Qantas states it is well positioned for when the economy recovers

Qantas Chairman, Leigh Clifford stated the carrier is well positioned for when the global economy recovers, and it is starting to see signs of improvement in demand. CEO, Alan Joyce added that the Q Future cost cutting programme has so far allowed Qantas to make significant margin improvements, with a targeted AUD1.5 billion in permanent savings over three years. Areas of focus for the programme include IT, procurement, fuel conservation, fleet utilisation and aircraft configuration. [more]

Shareholders approved the election of new Directors and its 2009 remuneration package at the Annual General Meeting. However, over 42% of shareholders reportedly voted against the remuneration package, which included a AUD10.7 million payout for previous CEO, Geoff Dixon (The Australian, 22-Oct-2009). [more]

Qantas: "We all know that operating conditions have been very difficult. Therefore, I’m pleased to tell you that your Qantas Group remains profitable, financially strong, and well-positioned to seize opportunities when conditions improve...The global economic outlook remains uncertain.

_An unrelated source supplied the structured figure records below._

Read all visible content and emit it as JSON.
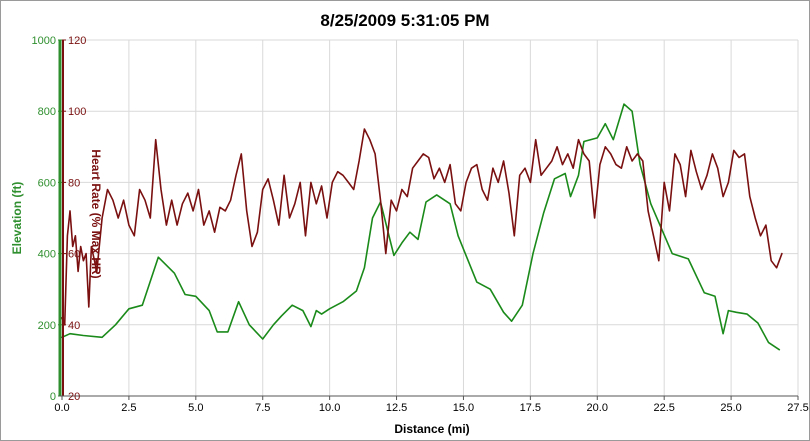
{
  "chart_data": {
    "type": "line",
    "title": "8/25/2009 5:31:05 PM",
    "xlabel": "Distance (mi)",
    "xlim": [
      0,
      27.5
    ],
    "x_ticks": [
      "0.0",
      "2.5",
      "5.0",
      "7.5",
      "10.0",
      "12.5",
      "15.0",
      "17.5",
      "20.0",
      "22.5",
      "25.0",
      "27.5"
    ],
    "grid": true,
    "axes": {
      "elevation": {
        "label": "Elevation (ft)",
        "ylim": [
          0,
          1000
        ],
        "ticks": [
          "0",
          "200",
          "400",
          "600",
          "800",
          "1000"
        ],
        "color": "#2f8f2f"
      },
      "heart_rate": {
        "label": "Heart Rate (% Max HR)",
        "ylim": [
          20,
          120
        ],
        "ticks": [
          "20",
          "40",
          "60",
          "80",
          "100",
          "120"
        ],
        "color": "#7a1010"
      }
    },
    "series": [
      {
        "axis": "elevation",
        "color": "#1a8a1a",
        "x": [
          0,
          0.3,
          0.8,
          1.5,
          2.0,
          2.5,
          3.0,
          3.6,
          4.2,
          4.6,
          5.0,
          5.5,
          5.8,
          6.2,
          6.6,
          7.0,
          7.5,
          7.9,
          8.2,
          8.6,
          9.0,
          9.3,
          9.5,
          9.7,
          10.0,
          10.5,
          11.0,
          11.3,
          11.6,
          11.9,
          12.4,
          12.7,
          13.0,
          13.3,
          13.6,
          14.0,
          14.5,
          14.8,
          15.5,
          16.0,
          16.5,
          16.8,
          17.2,
          17.6,
          18.0,
          18.4,
          18.8,
          19.0,
          19.3,
          19.5,
          20.0,
          20.3,
          20.6,
          21.0,
          21.3,
          21.6,
          22.0,
          22.4,
          22.8,
          23.4,
          24.0,
          24.4,
          24.7,
          24.9,
          25.2,
          25.6,
          26.0,
          26.4,
          26.8
        ],
        "values": [
          165,
          175,
          170,
          165,
          200,
          245,
          255,
          390,
          345,
          285,
          280,
          240,
          180,
          180,
          265,
          200,
          160,
          200,
          225,
          255,
          240,
          195,
          240,
          230,
          245,
          265,
          295,
          360,
          500,
          545,
          395,
          430,
          460,
          440,
          545,
          565,
          540,
          450,
          320,
          300,
          235,
          210,
          255,
          400,
          515,
          610,
          625,
          560,
          620,
          715,
          725,
          765,
          720,
          820,
          800,
          650,
          540,
          470,
          400,
          385,
          290,
          280,
          175,
          240,
          235,
          230,
          205,
          150,
          130
        ]
      },
      {
        "axis": "heart_rate",
        "color": "#7a1010",
        "x": [
          0,
          0.1,
          0.2,
          0.3,
          0.4,
          0.5,
          0.6,
          0.7,
          0.8,
          0.9,
          1.0,
          1.1,
          1.3,
          1.5,
          1.7,
          1.9,
          2.1,
          2.3,
          2.5,
          2.7,
          2.9,
          3.1,
          3.3,
          3.5,
          3.7,
          3.9,
          4.1,
          4.3,
          4.5,
          4.7,
          4.9,
          5.1,
          5.3,
          5.5,
          5.7,
          5.9,
          6.1,
          6.3,
          6.5,
          6.7,
          6.9,
          7.1,
          7.3,
          7.5,
          7.7,
          7.9,
          8.1,
          8.3,
          8.5,
          8.7,
          8.9,
          9.1,
          9.3,
          9.5,
          9.7,
          9.9,
          10.1,
          10.3,
          10.5,
          10.7,
          10.9,
          11.1,
          11.3,
          11.5,
          11.7,
          11.9,
          12.1,
          12.3,
          12.5,
          12.7,
          12.9,
          13.1,
          13.3,
          13.5,
          13.7,
          13.9,
          14.1,
          14.3,
          14.5,
          14.7,
          14.9,
          15.1,
          15.3,
          15.5,
          15.7,
          15.9,
          16.1,
          16.3,
          16.5,
          16.7,
          16.9,
          17.1,
          17.3,
          17.5,
          17.7,
          17.9,
          18.1,
          18.3,
          18.5,
          18.7,
          18.9,
          19.1,
          19.3,
          19.5,
          19.7,
          19.9,
          20.1,
          20.3,
          20.5,
          20.7,
          20.9,
          21.1,
          21.3,
          21.5,
          21.7,
          21.9,
          22.1,
          22.3,
          22.5,
          22.7,
          22.9,
          23.1,
          23.3,
          23.5,
          23.7,
          23.9,
          24.1,
          24.3,
          24.5,
          24.7,
          24.9,
          25.1,
          25.3,
          25.5,
          25.7,
          25.9,
          26.1,
          26.3,
          26.5,
          26.7,
          26.9
        ],
        "values": [
          42,
          40,
          65,
          72,
          62,
          65,
          55,
          62,
          58,
          60,
          45,
          62,
          55,
          70,
          78,
          75,
          70,
          75,
          68,
          65,
          78,
          75,
          70,
          92,
          78,
          68,
          75,
          68,
          74,
          77,
          72,
          78,
          68,
          72,
          66,
          73,
          72,
          75,
          82,
          88,
          72,
          62,
          66,
          78,
          81,
          75,
          68,
          82,
          70,
          74,
          80,
          65,
          80,
          74,
          79,
          70,
          80,
          83,
          82,
          80,
          78,
          86,
          95,
          92,
          88,
          75,
          60,
          75,
          72,
          78,
          76,
          84,
          86,
          88,
          87,
          81,
          84,
          80,
          85,
          74,
          72,
          80,
          84,
          85,
          78,
          75,
          84,
          80,
          86,
          77,
          65,
          82,
          84,
          80,
          92,
          82,
          84,
          86,
          90,
          85,
          88,
          84,
          92,
          88,
          86,
          70,
          85,
          90,
          88,
          85,
          84,
          90,
          86,
          88,
          86,
          72,
          65,
          58,
          80,
          72,
          88,
          85,
          76,
          89,
          83,
          78,
          82,
          88,
          84,
          76,
          80,
          89,
          87,
          88,
          76,
          70,
          65,
          68,
          58,
          56,
          60
        ]
      }
    ]
  }
}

We are seeing some encouraging signs and certainly no further deterioration. The Qantas Group is well-positioned to withstand this period of downturn with the strengths of its two flying brands, strong management, and dedicated people. And the Group will be ready to emerge strongly, and seize the opportunities when conditions improve." Leigh Clifford, Chairman. Source: Qantas, 21-Oct-2009.